Region Classification (where determinable)

Selected from KJP's existing region taxonomy: East, Midwest, Pacific, Rocky Mountains, Southeast, Southwest, Noncontiguous

Note on Region: Many nature photographs don't have identifiable regional markers — a close-up of a flower could be from anywhere. The system will classify when confident and mark "Unknown" when it can't determine region. Those can be filled in manually by KJP if they know the location.


During our investigation, we found some data quality issues in the existing taxonomies:

Color terms with typos/duplicates: | Term | Posts | Issue | |------|-------|-------| | Pruple | 0 | Typo of "Purple" | | Yelllow | 0 | Typo of "Yellow" | | Gold | 0 | Unused | | Grasses | 0 | Unused / not a color | | Gray | 0 | Unused | | Black | 0 | Unused (separate from "Black / White") |

Region terms with zero posts: | Term | Posts | |------|-------| | East Coast | 0 | | Great Lakes | 0 | | Mid-Atlantic | 0 | | Northeast | 0 |

Recommendation: Clean these up before the AI backfill so the system works with a tight, accurate set of terms. Quick task — delete the unused/duplicate terms. ~30 minutes.


Cost Breakdown

API Costs (passed through to client)

The Vision API charges per image analyzed. Costs depend on the model:

Model Per Image 6,124 Images Quality
Claude Sonnet 4.5 ~$0.01 ~$60 Good
GPT-4o ~$0.01 ~$60 Good
Claude Opus 4.6 ~$0.03 ~$180 Best

Recommendation: Start calibration with the best model (Opus), then compare with Sonnet for the bulk run. If quality is comparable, use Sonnet for the full backfill to keep costs down.

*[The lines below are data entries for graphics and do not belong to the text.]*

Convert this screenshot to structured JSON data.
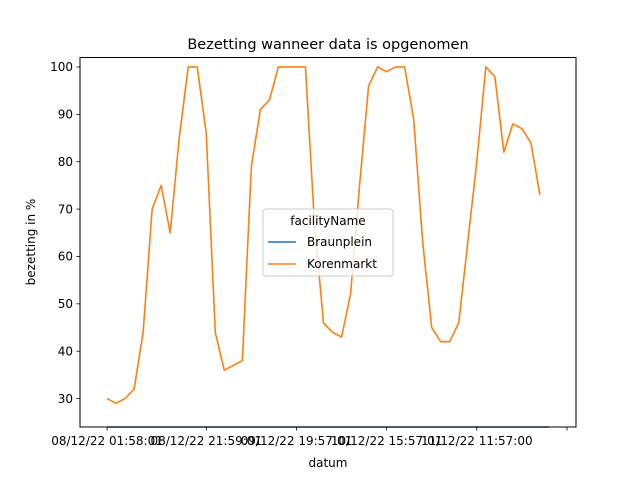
{
  "chart_data": {
    "type": "line",
    "title": "Bezetting wanneer data is opgenomen",
    "xlabel": "datum",
    "ylabel": "bezetting in %",
    "x_tick_labels": [
      "08/12/22 01:58:01",
      "08/12/22 21:59:01",
      "09/12/22 19:57:01",
      "10/12/22 15:57:01",
      "11/12/22 11:57:00"
    ],
    "x_tick_positions": [
      0,
      11,
      21,
      31,
      41
    ],
    "x_tick_extra": [
      51
    ],
    "xlim": [
      -3,
      52
    ],
    "ylim": [
      24,
      102
    ],
    "y_ticks": [
      30,
      40,
      50,
      60,
      70,
      80,
      90,
      100
    ],
    "legend": {
      "title": "facilityName",
      "placement": "center"
    },
    "grid": false,
    "series": [
      {
        "name": "Braunplein",
        "color": "#1f77b4",
        "values": [
          24,
          24,
          24,
          24,
          24,
          24,
          24,
          24,
          24,
          24,
          24,
          24,
          24,
          24,
          24,
          24,
          24,
          24,
          24,
          24,
          24,
          24,
          24,
          24,
          24,
          24,
          24,
          24,
          24,
          24,
          24,
          24,
          24,
          24,
          24,
          24,
          24,
          24,
          24,
          24,
          24,
          24,
          24,
          24,
          24,
          24,
          24,
          24,
          24,
          24
        ]
      },
      {
        "name": "Korenmarkt",
        "color": "#ff7f0e",
        "values": [
          30,
          29,
          30,
          32,
          44,
          70,
          75,
          65,
          85,
          100,
          100,
          86,
          44,
          36,
          37,
          38,
          79,
          91,
          93,
          100,
          100,
          100,
          100,
          67,
          46,
          44,
          43,
          52,
          75,
          96,
          100,
          99,
          100,
          100,
          89,
          63,
          45,
          42,
          42,
          46,
          63,
          80,
          100,
          98,
          82,
          88,
          87,
          84,
          73
        ]
      }
    ]
  }
}
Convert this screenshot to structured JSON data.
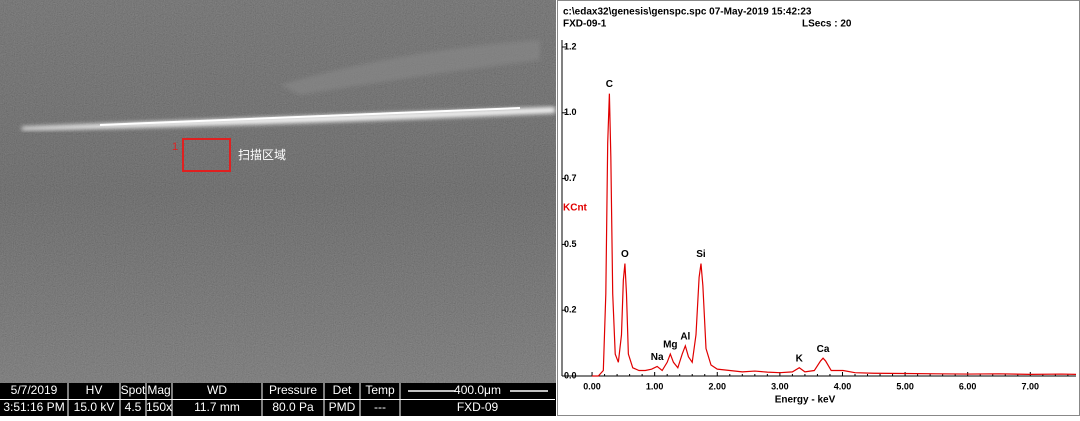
{
  "sem_image": {
    "annotation_number": "1",
    "annotation_label": "扫描区域",
    "info_bar": {
      "labels": [
        "5/7/2019",
        "HV",
        "Spot",
        "Mag",
        "WD",
        "Pressure",
        "Det",
        "Temp",
        "400.0μm"
      ],
      "values": [
        "3:51:16 PM",
        "15.0 kV",
        "4.5",
        "150x",
        "11.7 mm",
        "80.0 Pa",
        "PMD",
        "---",
        "FXD-09"
      ]
    }
  },
  "chart_data": {
    "type": "line",
    "header": [
      "c:\\edax32\\genesis\\genspc.spc  07-May-2019 15:42:23",
      "FXD-09-1",
      "LSecs : 20"
    ],
    "ylabel": "KCnt",
    "xlabel": "Energy - keV",
    "xlim": [
      -0.48,
      7.73
    ],
    "ylim": [
      0,
      1.2
    ],
    "xticks": [
      {
        "value": 0,
        "label": "0.00"
      },
      {
        "value": 1,
        "label": "1.00"
      },
      {
        "value": 2,
        "label": "2.00"
      },
      {
        "value": 3,
        "label": "3.00"
      },
      {
        "value": 4,
        "label": "4.00"
      },
      {
        "value": 5,
        "label": "5.00"
      },
      {
        "value": 6,
        "label": "6.00"
      },
      {
        "value": 7,
        "label": "7.00"
      }
    ],
    "yticks": [
      {
        "value": 0,
        "label": "0.0"
      },
      {
        "value": 0.24,
        "label": "0.2"
      },
      {
        "value": 0.48,
        "label": "0.5"
      },
      {
        "value": 0.72,
        "label": "0.7"
      },
      {
        "value": 0.96,
        "label": "1.0"
      },
      1.2
    ],
    "series": [
      {
        "color": "#e00000",
        "x": [
          0.0,
          0.1,
          0.18,
          0.22,
          0.25,
          0.277,
          0.3,
          0.33,
          0.37,
          0.42,
          0.47,
          0.5,
          0.525,
          0.55,
          0.58,
          0.65,
          0.75,
          0.85,
          0.95,
          1.04,
          1.12,
          1.2,
          1.25,
          1.3,
          1.37,
          1.44,
          1.49,
          1.54,
          1.6,
          1.66,
          1.71,
          1.74,
          1.77,
          1.82,
          1.9,
          2.0,
          2.2,
          2.4,
          2.6,
          2.8,
          3.0,
          3.2,
          3.31,
          3.4,
          3.55,
          3.65,
          3.69,
          3.73,
          3.82,
          4.01,
          4.2,
          4.5,
          5.0,
          5.5,
          6.0,
          6.5,
          7.0,
          7.5,
          7.73
        ],
        "values": [
          0.0,
          0.0,
          0.02,
          0.3,
          0.85,
          1.03,
          0.8,
          0.3,
          0.08,
          0.05,
          0.15,
          0.35,
          0.41,
          0.3,
          0.08,
          0.03,
          0.02,
          0.02,
          0.025,
          0.035,
          0.02,
          0.05,
          0.08,
          0.05,
          0.03,
          0.08,
          0.11,
          0.07,
          0.05,
          0.15,
          0.36,
          0.41,
          0.33,
          0.1,
          0.04,
          0.025,
          0.02,
          0.015,
          0.018,
          0.014,
          0.012,
          0.015,
          0.03,
          0.015,
          0.02,
          0.055,
          0.065,
          0.055,
          0.02,
          0.02,
          0.012,
          0.01,
          0.009,
          0.008,
          0.007,
          0.008,
          0.006,
          0.007,
          0.006
        ]
      }
    ],
    "peak_labels": [
      {
        "label": "C",
        "x": 0.277
      },
      {
        "label": "O",
        "x": 0.525
      },
      {
        "label": "Na",
        "x": 1.04
      },
      {
        "label": "Mg",
        "x": 1.25
      },
      {
        "label": "Al",
        "x": 1.49
      },
      {
        "label": "Si",
        "x": 1.74
      },
      {
        "label": "K",
        "x": 3.31
      },
      {
        "label": "Ca",
        "x": 3.69
      }
    ]
  }
}
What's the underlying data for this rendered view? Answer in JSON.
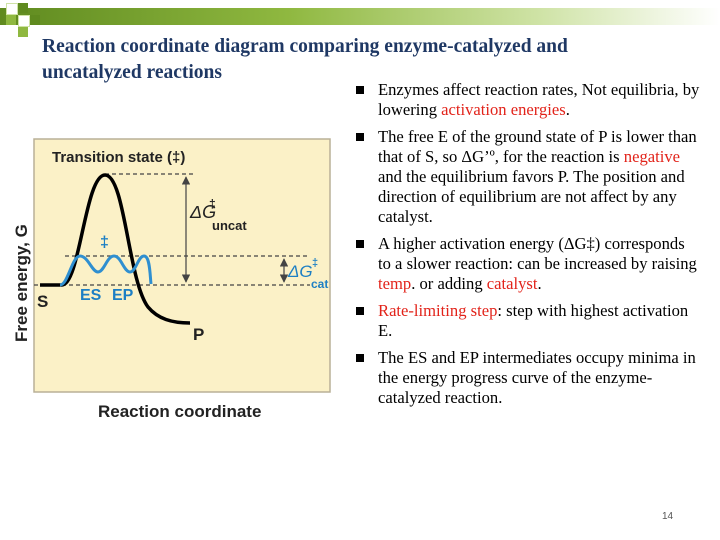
{
  "title": "Reaction coordinate diagram comparing enzyme-catalyzed and uncatalyzed reactions",
  "diagram": {
    "y_axis_label": "Free energy, G",
    "x_axis_label": "Reaction coordinate",
    "transition_state_label": "Transition state (‡)",
    "dagger": "‡",
    "S_label": "S",
    "ES_label": "ES",
    "EP_label": "EP",
    "P_label": "P",
    "dg_uncat_label": "ΔG",
    "dg_uncat_sup": "‡",
    "dg_uncat_sub": "uncat",
    "dg_cat_label": "ΔG",
    "dg_cat_sup": "‡",
    "dg_cat_sub": "cat",
    "colors": {
      "panel": "#fbf1c7",
      "panel_border": "#b9b097",
      "curve": "#000000",
      "catalyzed_curve": "#2f8fd0",
      "label_blue": "#1d7fc4",
      "dash": "#444444"
    }
  },
  "bullets": [
    {
      "parts": [
        {
          "text": "Enzymes affect reaction rates, Not equilibria, by lowering "
        },
        {
          "text": "activation energies",
          "red": true
        },
        {
          "text": "."
        }
      ]
    },
    {
      "parts": [
        {
          "text": "The free E of the ground state of P is lower than that of S, so ΔG’º, for the reaction is "
        },
        {
          "text": "negative",
          "red": true
        },
        {
          "text": " and the equilibrium favors P. The position and direction of equilibrium are not affect by any catalyst."
        }
      ]
    },
    {
      "parts": [
        {
          "text": "A higher activation energy (ΔG‡) corresponds to a slower reaction: can be increased by raising "
        },
        {
          "text": "temp",
          "red": true
        },
        {
          "text": ". or adding "
        },
        {
          "text": "catalyst",
          "red": true
        },
        {
          "text": "."
        }
      ]
    },
    {
      "parts": [
        {
          "text": "Rate-limiting step",
          "red": true
        },
        {
          "text": ": step with highest activation E."
        }
      ]
    },
    {
      "parts": [
        {
          "text": "The ES and EP intermediates occupy minima in the energy progress curve of the enzyme-catalyzed reaction."
        }
      ]
    }
  ],
  "page_number": "14",
  "colors": {
    "title": "#1f3864",
    "accent_red": "#e2231a",
    "bar_dark": "#5f8a1f",
    "bar_light": "#cfe3a6"
  }
}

Calibration rounds (Phases 1-2, ~650 images) add ~$6-20 in API costs. Full backfill (Phase 3, ~5,500 images) adds ~$55-165. Total API cost: ~$60-180.

Infrastructure Costs

Item Cost Notes
Vercel Pro $20/mo Needed for function timeouts + cron
Vercel Postgres Included With Pro plan
Domain (optional) Can use .vercel.app subdomain

Vercel Pro is a cost we absorb as part of our tooling — not a client expense. The app can be decommissioned (or repurposed) after the backfill is complete.


Questions for KJP

Before we build, we need to align on a few things:

1. Voice & Tone

The system will learn KJP's preferences through the feedback loop, but having a starting point helps.

2. Color & Region

3. Review Commitment

The feedback loop only works if KJP reviews the early batches. Phase 1 requires: - 3 review sessions - ~30 minutes each - Spread over 1-2 weeks

Is the KJP team able to commit to that? The more thorough their feedback in Phase 1, the less work in Phase 3.

4. One-Time or Ongoing?

5. Auto-Publish Threshold

Once the system hits high approval rates, does KJP want to: - Always review before publish? Every description goes through the review queue. - Auto-publish with spot-checks? Once approval rate exceeds 90%, new descriptions go live automatically. KJP can spot-check in the dashboard and flag any issues after the fact.


Timeline

Phase Duration Who's Involved
Phase 0: Build 2-3 weeks G&M (dev)
Phase 1: Calibration 1-2 weeks G&M + KJP (review sessions)
Phase 2: Expanded Test 1 week G&M + KJP (spot-check)
Phase 3: Full Backfill 1 week Mostly automated, KJP spot-check
Phase 4: Ongoing Set and forget Automated

Total: ~5-7 weeks from kickoff to full backfill complete. Most of that is elapsed time waiting for review rounds, not active dev work.